What is the cleanest way of doing a binary load, then automatically making selections and reducing the data?
I have an application that needs the complicated data model from another application, but only a small fraction of the data based on some simple selections. I solved the problem by reducing my data with a sequence of inner joins, like so:
INNER JOIN ([Products]) LOAD 'TFS' as "Product Group" AUTOGENERATE 1;
INNER JOIN ([Date Types]) LOAD 'Int Yields Plus Open TFS Batch' as "Date Type" AUTOGENERATE 1;
INNER JOIN ([Show Weights In]) LOAD dual('Tons',2000) as "Show Weights In" AUTOGENERATE 1;
INNER JOIN ([Yields]) LOAD DISTINCT "Product" RESIDENT [Products];
INNER JOIN ([Defect]) LOAD DISTINCT "Loss Reason Code" RESIDENT [Yields];
INNER JOIN ([Locations]) LOAD DISTINCT "Location" RESIDENT [Yields];
INNER JOIN ([Dates by Type]) LOAD DISTINCT "Recno" RESIDENT [Yields];
INNER JOIN ([Dates by Type]) LOAD DISTINCT "Date Type Number" RESIDENT [Date Types];
INNER JOIN ([Calendar]) LOAD DISTINCT "Date" RESIDENT [Dates by Type];
This works just fine, but it just seems like it shouldn't be this complicated given the various ways QlikView has of reducing data based on selections.
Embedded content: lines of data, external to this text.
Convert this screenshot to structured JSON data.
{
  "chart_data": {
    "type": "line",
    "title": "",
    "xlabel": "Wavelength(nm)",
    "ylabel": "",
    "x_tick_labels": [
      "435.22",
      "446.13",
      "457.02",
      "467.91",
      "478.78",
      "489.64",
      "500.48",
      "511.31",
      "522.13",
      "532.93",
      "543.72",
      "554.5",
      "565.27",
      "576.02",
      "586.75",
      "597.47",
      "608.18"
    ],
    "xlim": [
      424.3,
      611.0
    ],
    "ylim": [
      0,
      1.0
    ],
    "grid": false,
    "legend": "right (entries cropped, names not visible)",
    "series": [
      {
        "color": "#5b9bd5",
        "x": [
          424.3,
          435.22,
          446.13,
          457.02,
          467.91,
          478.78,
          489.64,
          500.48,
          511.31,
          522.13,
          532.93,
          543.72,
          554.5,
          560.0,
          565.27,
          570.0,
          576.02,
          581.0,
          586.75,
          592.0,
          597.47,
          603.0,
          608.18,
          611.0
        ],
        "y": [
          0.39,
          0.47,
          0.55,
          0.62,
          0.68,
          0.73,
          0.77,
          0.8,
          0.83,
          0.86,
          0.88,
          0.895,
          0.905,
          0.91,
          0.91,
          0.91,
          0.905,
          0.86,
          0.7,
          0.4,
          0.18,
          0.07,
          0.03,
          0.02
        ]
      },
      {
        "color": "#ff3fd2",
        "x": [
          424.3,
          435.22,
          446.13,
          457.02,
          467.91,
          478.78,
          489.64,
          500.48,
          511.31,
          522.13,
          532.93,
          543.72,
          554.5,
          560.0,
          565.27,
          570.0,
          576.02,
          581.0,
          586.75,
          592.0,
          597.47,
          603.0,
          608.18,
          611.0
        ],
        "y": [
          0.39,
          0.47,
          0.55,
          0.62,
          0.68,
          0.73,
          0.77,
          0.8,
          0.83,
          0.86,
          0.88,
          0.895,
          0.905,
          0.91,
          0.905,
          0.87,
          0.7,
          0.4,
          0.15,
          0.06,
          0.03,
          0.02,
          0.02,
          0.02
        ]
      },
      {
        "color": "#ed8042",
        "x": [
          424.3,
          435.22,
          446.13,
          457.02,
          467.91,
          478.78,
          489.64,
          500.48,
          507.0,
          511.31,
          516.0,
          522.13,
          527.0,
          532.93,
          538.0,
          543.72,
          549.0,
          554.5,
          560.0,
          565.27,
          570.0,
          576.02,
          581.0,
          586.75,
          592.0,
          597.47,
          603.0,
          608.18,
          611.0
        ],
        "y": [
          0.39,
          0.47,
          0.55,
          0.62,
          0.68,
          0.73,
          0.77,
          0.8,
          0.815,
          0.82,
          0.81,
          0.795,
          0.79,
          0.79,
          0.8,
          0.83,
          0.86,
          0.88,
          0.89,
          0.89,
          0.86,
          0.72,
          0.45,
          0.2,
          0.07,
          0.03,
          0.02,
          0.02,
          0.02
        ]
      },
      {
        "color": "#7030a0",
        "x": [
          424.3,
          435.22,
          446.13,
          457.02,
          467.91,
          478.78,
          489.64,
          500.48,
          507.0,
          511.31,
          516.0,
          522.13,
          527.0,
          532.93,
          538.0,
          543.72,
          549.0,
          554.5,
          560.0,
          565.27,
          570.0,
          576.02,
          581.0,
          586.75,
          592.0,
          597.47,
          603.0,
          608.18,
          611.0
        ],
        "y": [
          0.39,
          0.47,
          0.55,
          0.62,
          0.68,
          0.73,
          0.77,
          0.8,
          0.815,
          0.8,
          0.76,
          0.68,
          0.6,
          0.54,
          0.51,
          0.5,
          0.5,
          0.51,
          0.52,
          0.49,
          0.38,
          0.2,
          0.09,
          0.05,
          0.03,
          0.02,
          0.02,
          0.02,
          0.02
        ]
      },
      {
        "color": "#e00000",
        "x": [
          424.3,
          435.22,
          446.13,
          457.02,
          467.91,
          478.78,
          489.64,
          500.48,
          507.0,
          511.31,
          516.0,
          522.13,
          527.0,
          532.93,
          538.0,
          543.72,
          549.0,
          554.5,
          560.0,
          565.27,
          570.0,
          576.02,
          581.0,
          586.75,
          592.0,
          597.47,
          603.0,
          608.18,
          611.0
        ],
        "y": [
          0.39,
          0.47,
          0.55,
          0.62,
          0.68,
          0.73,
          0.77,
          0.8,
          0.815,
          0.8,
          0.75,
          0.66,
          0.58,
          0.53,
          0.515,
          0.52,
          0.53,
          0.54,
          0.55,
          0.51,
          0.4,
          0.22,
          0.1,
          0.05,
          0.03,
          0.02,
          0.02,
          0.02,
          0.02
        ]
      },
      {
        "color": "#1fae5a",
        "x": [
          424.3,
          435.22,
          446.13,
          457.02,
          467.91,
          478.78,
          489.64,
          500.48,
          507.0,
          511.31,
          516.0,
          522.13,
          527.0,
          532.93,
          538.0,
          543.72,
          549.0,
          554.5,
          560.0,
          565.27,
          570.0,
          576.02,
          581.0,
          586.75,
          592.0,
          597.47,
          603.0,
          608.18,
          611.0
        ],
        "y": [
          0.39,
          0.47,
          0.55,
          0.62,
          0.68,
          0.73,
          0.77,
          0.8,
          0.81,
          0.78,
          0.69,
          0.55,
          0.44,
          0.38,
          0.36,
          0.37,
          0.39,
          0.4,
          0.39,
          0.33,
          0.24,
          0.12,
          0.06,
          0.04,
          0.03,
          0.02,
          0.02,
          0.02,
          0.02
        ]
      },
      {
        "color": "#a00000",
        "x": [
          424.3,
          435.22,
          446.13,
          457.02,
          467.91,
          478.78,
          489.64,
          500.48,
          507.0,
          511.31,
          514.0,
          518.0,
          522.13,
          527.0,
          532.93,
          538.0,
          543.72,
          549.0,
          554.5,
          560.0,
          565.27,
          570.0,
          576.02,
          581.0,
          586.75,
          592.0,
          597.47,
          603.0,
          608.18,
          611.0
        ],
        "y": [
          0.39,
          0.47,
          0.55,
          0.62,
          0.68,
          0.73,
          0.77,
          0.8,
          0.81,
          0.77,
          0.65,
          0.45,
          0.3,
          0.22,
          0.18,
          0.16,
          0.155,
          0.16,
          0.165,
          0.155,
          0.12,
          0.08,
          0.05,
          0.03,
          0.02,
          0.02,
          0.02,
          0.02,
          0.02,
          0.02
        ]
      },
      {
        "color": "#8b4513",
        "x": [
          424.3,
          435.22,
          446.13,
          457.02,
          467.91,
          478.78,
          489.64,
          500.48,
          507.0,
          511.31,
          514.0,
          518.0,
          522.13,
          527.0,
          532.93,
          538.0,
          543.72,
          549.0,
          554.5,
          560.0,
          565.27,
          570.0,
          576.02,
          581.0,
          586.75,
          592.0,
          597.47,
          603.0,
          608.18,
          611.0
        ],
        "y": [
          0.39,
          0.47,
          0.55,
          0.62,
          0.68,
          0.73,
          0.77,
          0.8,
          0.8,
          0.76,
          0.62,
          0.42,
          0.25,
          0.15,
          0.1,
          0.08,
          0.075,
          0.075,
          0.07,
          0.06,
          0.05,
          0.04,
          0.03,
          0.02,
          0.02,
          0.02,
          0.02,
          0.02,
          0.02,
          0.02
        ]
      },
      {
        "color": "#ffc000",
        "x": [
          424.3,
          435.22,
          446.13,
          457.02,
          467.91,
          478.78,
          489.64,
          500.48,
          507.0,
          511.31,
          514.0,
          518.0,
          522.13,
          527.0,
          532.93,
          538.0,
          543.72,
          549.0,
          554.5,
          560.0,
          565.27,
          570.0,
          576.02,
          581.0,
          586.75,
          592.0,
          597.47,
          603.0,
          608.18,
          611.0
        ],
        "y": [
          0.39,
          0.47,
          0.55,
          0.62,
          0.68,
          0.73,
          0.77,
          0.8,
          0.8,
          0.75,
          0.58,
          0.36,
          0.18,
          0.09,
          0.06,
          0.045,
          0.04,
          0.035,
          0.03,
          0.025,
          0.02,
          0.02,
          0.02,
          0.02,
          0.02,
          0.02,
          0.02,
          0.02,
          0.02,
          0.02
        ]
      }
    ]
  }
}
Written as a macro, I believe it would be this simpler and probably faster code:
activedocument.fields("Product Group").select "TFS"
activedocument.fields("Date Type").select "Int Yields Plus Open TFS Batch"
activedocument.fields("Show Weights In").select "Tons"
But I can't run a macro OnPostReload in a server environment. I can supposedly execute a function during script execution, but that didn't work. I assume that's because none of the logic in the macro above makes any sense until the final data model has been built, so after script execution.
I can do a reduction using Publisher, but only the distributed file would be reduced. Explaining why this isn't good enough will take a little more detail. The full set of data is huge, reloads daily, and takes 5-10 minutes to binary load. My final user application requires additional QVDs that are refreshed hourly, so it must reload hourly. I can't afford to binary load for 5-10 minutes every hour. Instead, I have a middle QVW that loads daily after the huge data model, and does the reduction. Then the user application is only binary loading a small file hourly. It could not (?) binary load from the distributed file.
I could write all the original data model's tables out as QVDs, then do a bunch of where exists() loads, but that seems at least as complicated as the inner joins, plus keeps an extra copy of some very large tables of data.
Is there a cleaner way to reduce my data? Or are inner joins as good as it gets?